Doy paso entonces al personaje. Caí a la escuela, turno noche, 18.30. Paso por la oficina –dicen que es la Secretaría-. Mucha gente dentro, mucha gente fuera. Los unos, futuros compañeros; los otros, probables estudiantes. Ahí me recibe el don, como suele decirse en los pueblos del profundo “inferior”, robusto, para comenzar a imaginarlo en forma benefactora; pelo largo, barba, aritos, tatuajes. Más tarde, al verlo andar por los pasillos con tranco cansino, observé sus alpargatas y cinturón de telar –confío en que ese era el modo de producción del sujeta-pantalón-. Sentí placer imaginando una comunidad jipy.

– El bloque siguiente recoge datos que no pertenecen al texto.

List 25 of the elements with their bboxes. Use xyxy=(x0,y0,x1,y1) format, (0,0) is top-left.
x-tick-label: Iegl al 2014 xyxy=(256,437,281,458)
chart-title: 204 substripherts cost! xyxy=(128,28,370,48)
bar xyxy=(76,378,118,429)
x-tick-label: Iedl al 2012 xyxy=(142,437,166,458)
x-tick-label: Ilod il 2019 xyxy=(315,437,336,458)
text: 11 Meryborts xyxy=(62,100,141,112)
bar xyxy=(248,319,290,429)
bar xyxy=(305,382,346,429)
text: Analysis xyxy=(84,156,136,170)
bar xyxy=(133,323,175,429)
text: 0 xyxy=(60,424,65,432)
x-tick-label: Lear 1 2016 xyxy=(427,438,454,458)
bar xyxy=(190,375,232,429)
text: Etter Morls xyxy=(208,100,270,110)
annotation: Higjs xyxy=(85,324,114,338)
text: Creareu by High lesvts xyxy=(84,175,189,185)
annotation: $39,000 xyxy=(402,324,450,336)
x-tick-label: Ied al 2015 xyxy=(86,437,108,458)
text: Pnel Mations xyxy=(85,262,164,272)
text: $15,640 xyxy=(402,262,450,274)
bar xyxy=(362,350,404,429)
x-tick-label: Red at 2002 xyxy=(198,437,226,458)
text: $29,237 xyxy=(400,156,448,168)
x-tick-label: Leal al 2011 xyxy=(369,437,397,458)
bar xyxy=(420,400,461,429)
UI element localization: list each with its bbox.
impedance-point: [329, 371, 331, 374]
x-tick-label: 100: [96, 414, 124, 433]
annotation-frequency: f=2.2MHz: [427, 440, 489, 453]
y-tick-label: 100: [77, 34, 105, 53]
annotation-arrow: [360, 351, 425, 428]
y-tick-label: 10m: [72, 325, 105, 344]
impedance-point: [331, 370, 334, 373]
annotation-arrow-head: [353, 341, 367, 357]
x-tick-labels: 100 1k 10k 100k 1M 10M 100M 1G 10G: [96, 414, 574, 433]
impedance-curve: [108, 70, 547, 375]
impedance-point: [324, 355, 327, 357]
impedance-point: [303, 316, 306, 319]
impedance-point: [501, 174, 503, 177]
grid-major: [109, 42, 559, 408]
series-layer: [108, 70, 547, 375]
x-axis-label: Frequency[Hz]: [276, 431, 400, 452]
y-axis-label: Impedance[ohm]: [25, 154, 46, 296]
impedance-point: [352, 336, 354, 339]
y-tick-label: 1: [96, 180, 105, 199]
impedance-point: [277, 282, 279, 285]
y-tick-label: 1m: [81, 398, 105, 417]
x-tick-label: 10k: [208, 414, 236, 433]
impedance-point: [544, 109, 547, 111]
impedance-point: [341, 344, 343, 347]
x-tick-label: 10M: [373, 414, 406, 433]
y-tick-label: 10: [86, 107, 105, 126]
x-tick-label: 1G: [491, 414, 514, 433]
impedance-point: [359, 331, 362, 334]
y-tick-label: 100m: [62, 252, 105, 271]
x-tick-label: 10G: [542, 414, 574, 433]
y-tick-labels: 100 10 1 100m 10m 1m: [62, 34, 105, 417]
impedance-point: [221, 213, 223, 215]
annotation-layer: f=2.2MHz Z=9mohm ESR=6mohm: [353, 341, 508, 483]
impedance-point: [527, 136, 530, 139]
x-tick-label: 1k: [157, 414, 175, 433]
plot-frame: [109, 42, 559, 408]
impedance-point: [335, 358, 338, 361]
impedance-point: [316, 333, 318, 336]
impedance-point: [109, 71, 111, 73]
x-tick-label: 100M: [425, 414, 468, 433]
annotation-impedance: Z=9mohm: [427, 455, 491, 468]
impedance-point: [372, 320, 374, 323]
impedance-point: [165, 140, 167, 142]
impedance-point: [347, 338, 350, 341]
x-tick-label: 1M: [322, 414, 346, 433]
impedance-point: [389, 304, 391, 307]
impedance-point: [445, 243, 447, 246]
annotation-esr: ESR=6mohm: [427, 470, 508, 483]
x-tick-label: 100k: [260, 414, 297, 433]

Y lo pensé, ¡sí, señor!, –qué buena onda un secretario, un vice, tal vez un director jipy-.

Dos tatuajes. Mi intelecto torpe se arrebató a lo estético. Un código de barras en la muñeca derecha, el ángel de la bicicleta en antebrazo incierto. Si sos tonto correspondés al código con un gil que tiene precio. ¿Mencioné mi mente boba? Del ángel no pude más que pensar en su baja calidad artística. Tiempo después lo comprendí, comprendí todo; el código de barras es su mensaje, para mí, para vos, para el que pose su ojo. ¿Tenés precio? De la bicicleta alada, fácil, un homenaje al Pocho. Pará, paremos un poco, hay algo que lo hace más grande al don; entregaba su piel a uno de los pibes de la escuela. Ese es el Gordo, el Gusti. El portero de la escuela. ¿Quién va a pensar que un tipo así es de la Comandancia General?

Supe que pegaríamos onda cuando llegó un día, uno de esos de calorcito en la ciudad del cangrejo, en el 19 y con ventanillas bajas escuchando rocanrol a todo volumen. La Renga loco, claro. Tiempo después haríamos un viajecito para escuchar rugir al león. Previa más tranquila en el cangrejal, sede aurinegra, con Las Pelotas. Epílogo rockero en medio del campo, de lluvia infernal, noche mágica decorada con bichitos de luz en una olvidada estación del ferrocarril. Y la estrella de rock acomodando las brasas de una parrillita con choripanes.

Y acá me pongo serio. Voy para otra historia, aún de este camino. Entro al aula. Curso revoltoso, hacinado, invierno de perfumes resultantes del encierro. Falto de cintura, de gambetas, con el habitual ímpetu y la garra de los colores que distinguen mi simpatía por un cuadro de fútbol, levanto la voz e intento poner orden. Resultante: se levanta un pibe y me encara de una –yo sentado en el pupitre del frente, el lugar de la autoridad– enojado y herido en la moral del grupo me cuestiona todo desde que pasé por la puerta de la calle Corrientes, paralela al Tiro Federal. Final de clase, se van todos menos el kapanga. Se disculpa, acepto y quedamos empatados. Meses después me piden un informe de aquel estudiante; qué extraño –pienso-, la situación pertenece al pasado y el pibe… uno de los que valoro.

Charlamos con el Gordo de escuelas, docentes, directivos, sueldos, huelgas, auxiliares, calidad educativa, estudiantes. Me entusiasmo y caigo en el error habitual, el de contar los “dramas” que atravesamos en las aulas. Primer año en las escuelas, no pueden ser tantos conflictos por describir; así pues, sale la historia del kapanga. El Gordo escucha, observa, relaciona en su cabeza, no pregunta; yo vomitando palabras en el reducto de 2×1,5 de aquel viejo hospital reciclado. Cuando termino el cuento muestra su destreza, formula su pregunta sutil, analiza, permanece reflexivo. Finalmente concluye y calla. Ahí caigo, instantes previos me contaba de su hijo y los manejos espurios de las escuelas. Y ahí nomás pregunto. Claro, ¿cómo no te avivaste, gil? Mi alumno, el hijo del portero jipy, mi compañero en la nueva escuela.

Del Gordo aprendí mucho, bajo el método más conveniente, ese que es tácito, sin que te digan nada. Si pienso en esos tiempos, sus enseñanzas, me viene esa parte de la canción, esa en que no te tenés que apurar, porque es entonces cuando las horas bajan y el día se hace tibio sin sol.

El Gordo Gus es el alma de la escuela del hospital, esa que es fresca en verano, cuando arde el suelo de la ría. Sólo con sus ganas se pueden hacer festivales de bandas, choripán y murga. Y no le cambies la onda, de fiesta popular a acto formal, porque deja de ser de todos para ser de unos pocos.

Viejo roble del camino, pareciese que Pescado la compuso para vos.